Кулаки теперь уже сцепил я.

— Ты выдохни. Олежек. Ко мне даже шаг сделать не успеешь.

— Мне сказали, ты справедливый, Рустам. Сказали, все по-честному разруливаешь. Тогда зачем людей казнишь невиновных? Мой косяк это. Я не утерпел. Виноват. Влюбился. К женщине своей спешил. Мне сорок, Рустам. И я впервые, как пацан. Знаю, что тебе это на хрен не интересно, но так вышло. Взять с меня нечего. Могу только отрабатывать бесплатно. Талантов, кроме кулаков и опыта ментовского, не имею.

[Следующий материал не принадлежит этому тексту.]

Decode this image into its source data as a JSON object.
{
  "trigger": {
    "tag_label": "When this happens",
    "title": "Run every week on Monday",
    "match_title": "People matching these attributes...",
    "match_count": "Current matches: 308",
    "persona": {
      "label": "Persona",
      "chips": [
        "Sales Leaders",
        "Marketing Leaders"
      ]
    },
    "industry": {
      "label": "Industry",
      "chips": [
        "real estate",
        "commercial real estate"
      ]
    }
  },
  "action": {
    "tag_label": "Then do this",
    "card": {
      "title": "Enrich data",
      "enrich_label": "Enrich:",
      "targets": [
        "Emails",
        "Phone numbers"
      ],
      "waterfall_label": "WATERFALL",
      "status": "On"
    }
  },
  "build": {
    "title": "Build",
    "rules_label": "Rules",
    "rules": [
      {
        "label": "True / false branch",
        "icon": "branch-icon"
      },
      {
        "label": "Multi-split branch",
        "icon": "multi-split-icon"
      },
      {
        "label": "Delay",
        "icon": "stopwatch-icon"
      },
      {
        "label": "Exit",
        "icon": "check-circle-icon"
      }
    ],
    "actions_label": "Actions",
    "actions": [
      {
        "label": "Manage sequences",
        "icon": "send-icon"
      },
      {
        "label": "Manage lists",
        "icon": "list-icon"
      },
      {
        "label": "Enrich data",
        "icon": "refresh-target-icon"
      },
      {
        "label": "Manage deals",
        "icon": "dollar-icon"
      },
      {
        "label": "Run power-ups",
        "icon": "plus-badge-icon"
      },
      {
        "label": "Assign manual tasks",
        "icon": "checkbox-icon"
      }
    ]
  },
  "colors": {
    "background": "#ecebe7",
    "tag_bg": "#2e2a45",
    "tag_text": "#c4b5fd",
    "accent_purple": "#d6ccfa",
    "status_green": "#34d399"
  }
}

Пацанов невиновных и семьи их не трогай.

Маркелов долго смотрел мне в глаза, а потом расхохотался.

— Я тебе похож на благотворительный фонд? Ты запомни, Олежа. Тут тебе не ментура твоя лоховская, тут по-крупному все. И чтоб деньги быстрее нашлись или товар, я вам немного лишних органов отрежу.

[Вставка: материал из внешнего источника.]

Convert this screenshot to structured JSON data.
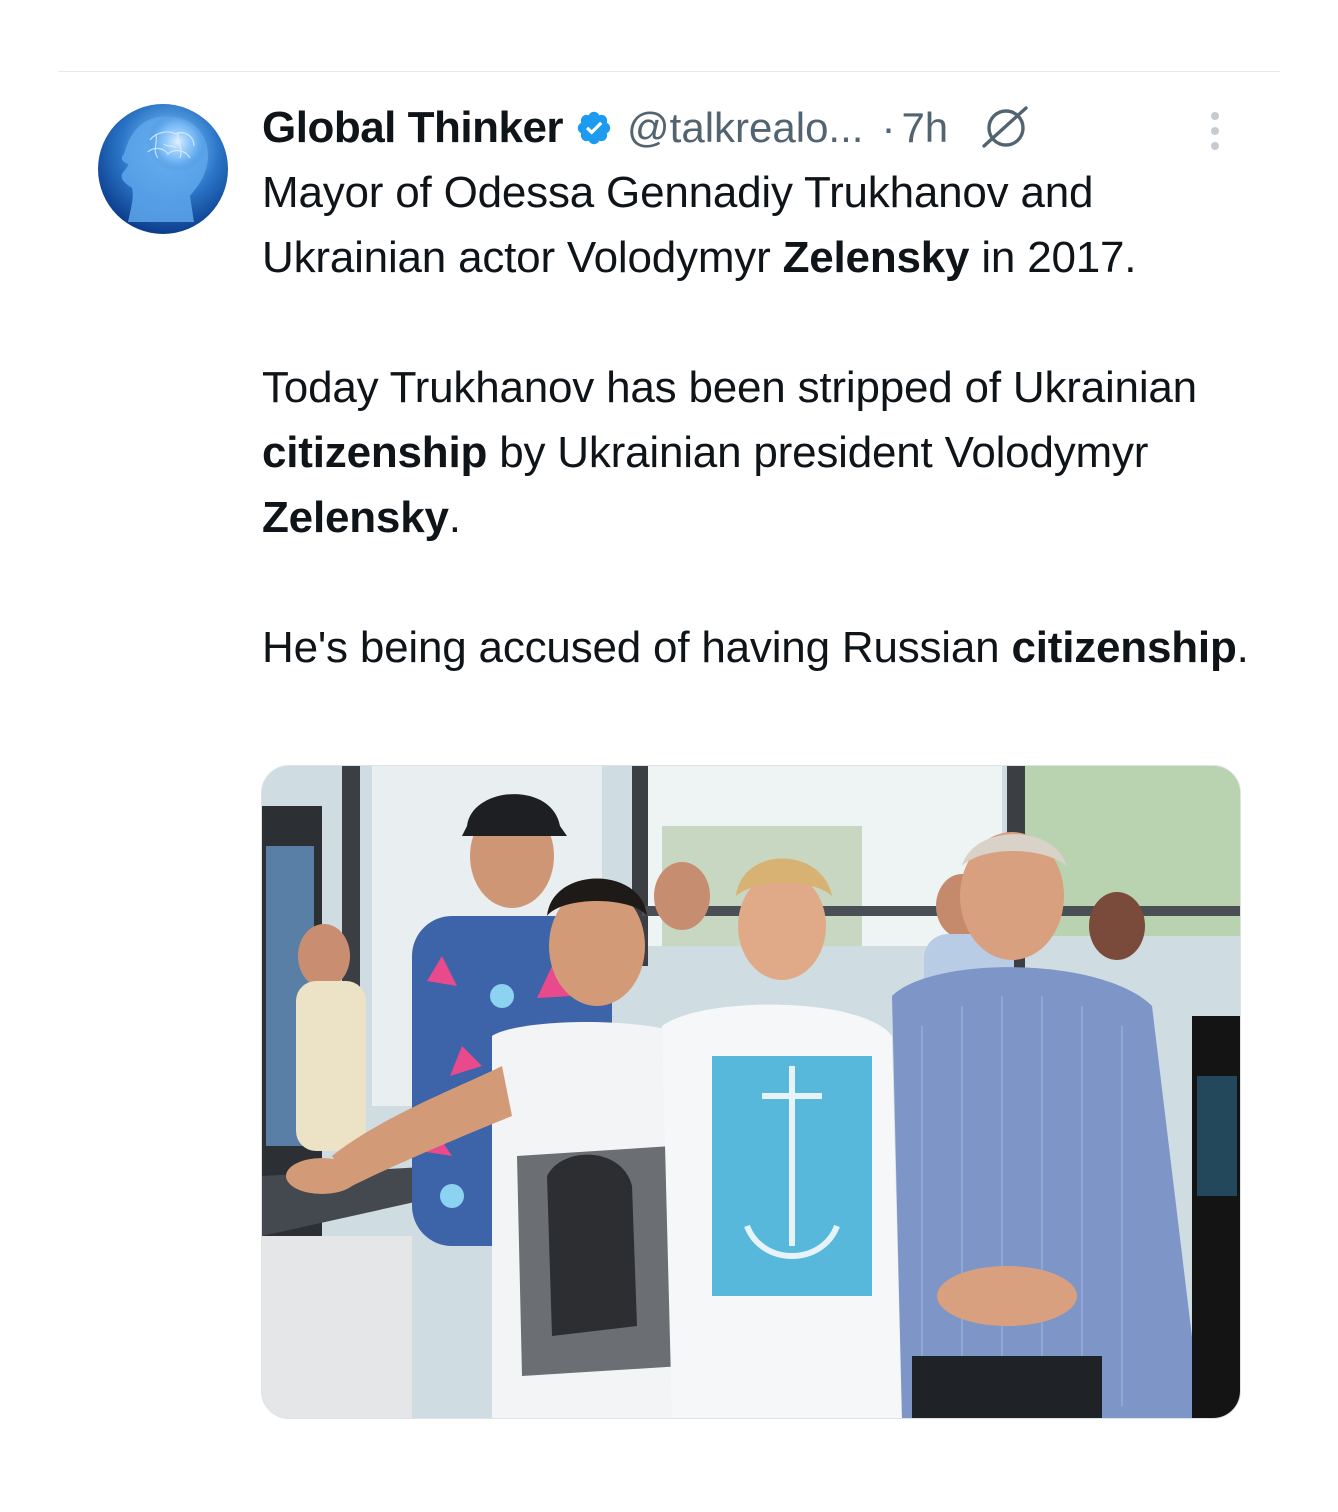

Внезапно у него зазвонил сотовый, он на дисплей глянул и даже как-то отпрянул назад. Потом все же ответил. На меня взгляд бросил и махнул на дверь. Показывая выйти.

Едва я вышел за порог гостиной, меня тут же два амбала под руки приняли.

— Нос не сломал тебе? Тцццц. Болит, да? Лед приложи.

— Уууууурою, — зарычал бульдог и клацнул зубами.

— Ты сильно челюстью не щелкай, а то клыки сломаешь пластиковые. Ты уже как-то доклацался, я смотрю.

— Толь, я его щас закатаю в асфальт, — рыкнул амбал, а другой заржал.

— Рустам сам закатает. Так что в очередь. А он борзый, придурок этот.

Они о чем-то говорят, а у меня лицо Зоряны перед глазами вдруг возникло. И заныло все внутри, так увидеть ее захотелось. Сказать, что не секс между нами, не похоть. Больше. Сказать, что хочу по утрам с ней просыпаться. Плевать на папу ее. Если любит, мы и сами проживем. Предложить мало что могу, только душу дырявое и сердце латанное, если возьмет, то хорошо нам с ней будет. Не хочу больше искать ее и ждать. Рядом хочу. Чтоб руку протянул и взял. Чтоб точно знать — моя девочка. Вспомнил, как глаза ее от ужаса округлились, когда поняла, что у меня неприятности. Бросилась ко мне, за руки хватает, спрашивает, чем помочь может. Такая красивая в этот момент, разрумяненная после оргазма, глаза все еще дымкой подернуты, а я ее к себе за затылок и жадно губы накрыл, пару глотков ее голоса, она что-то шепчет, и я этот шепот сцеловываю мелкими поцелуями.

— Домой езжай. Я наберу, как разберусь со всем этим.

— Я ждать буду. Набери, прошу тебя.

— Я же обещал. Честное мусорское.

— Какой же ты… — в глаза смотрит, а у самой блеск странный появился грусти вселенской, он меня тогда еще с первой секунды с ума свел.

— Какой?

— Любимый.

И все. И защемило внутри так, словно кожу всю до костей ободрали. А ведь никто любимым раньше не называл. Понял, что не отпущу никуда больше, и по хер на отца ее. Вот здесь все закончу и хватит. Со мной будет.

Дверь открылась, и меня втолкнули обратно в гостиную. Маркелов перебрался за маленький стол, сервированный фруктами и бутылью красного вина. Бокалы поблескивают от бликов огромной золоченной люстры.

— Садись за стол, дорогой. Перекусим немного. Винца домашнего выпьем.

Вспомнились детские сказки, когда злодеи, прежде чем сожрать доброго молодца, обязательно пытались его накормить. Сравнение улыбнуло, и я сел в кресло напротив Маркелова.

— Я тут узнал, что ты женат и дети есть… а мне говорил, что влюбился. Нехорошо врать, Олежка. Не люблю лжецов.

Я взял из его рук бокал с вином и спросил:

— А наличие жены и детей мешает влюбиться?

Что-то помрачнело в его лице. Он свой бокал обратно на стол поставил.

— Я вдовец, и у меня нет детей. Десять лет назад мою жену расстреляли в упор в этом доме. Она была беременная. Твои тупые коллеги никого не нашли. А я не имел еще столько власти, чтобы найти этого урода самому. Так вот, я считаю, что любить можно только одну женщину, дорогой. Кто любит больше — это моральная проституция. Сердце не шлюха, чтоб перед каждым свое естество открывать.

Хорошо сказал царек. Так хорошо, что я его зауважал.

— Верно говоришь, Рустам. Ты свою женщину встретил рано… и я сочувствую, что ты ее потерял. А мы не Боги, мы люди. Мы склонны ошибаться… Я долго делал счастливой нелюбимую женщину. Она ушла от меня к другому, и я встретил свою. Так бывает. Жизнь, она штука непредсказуемая.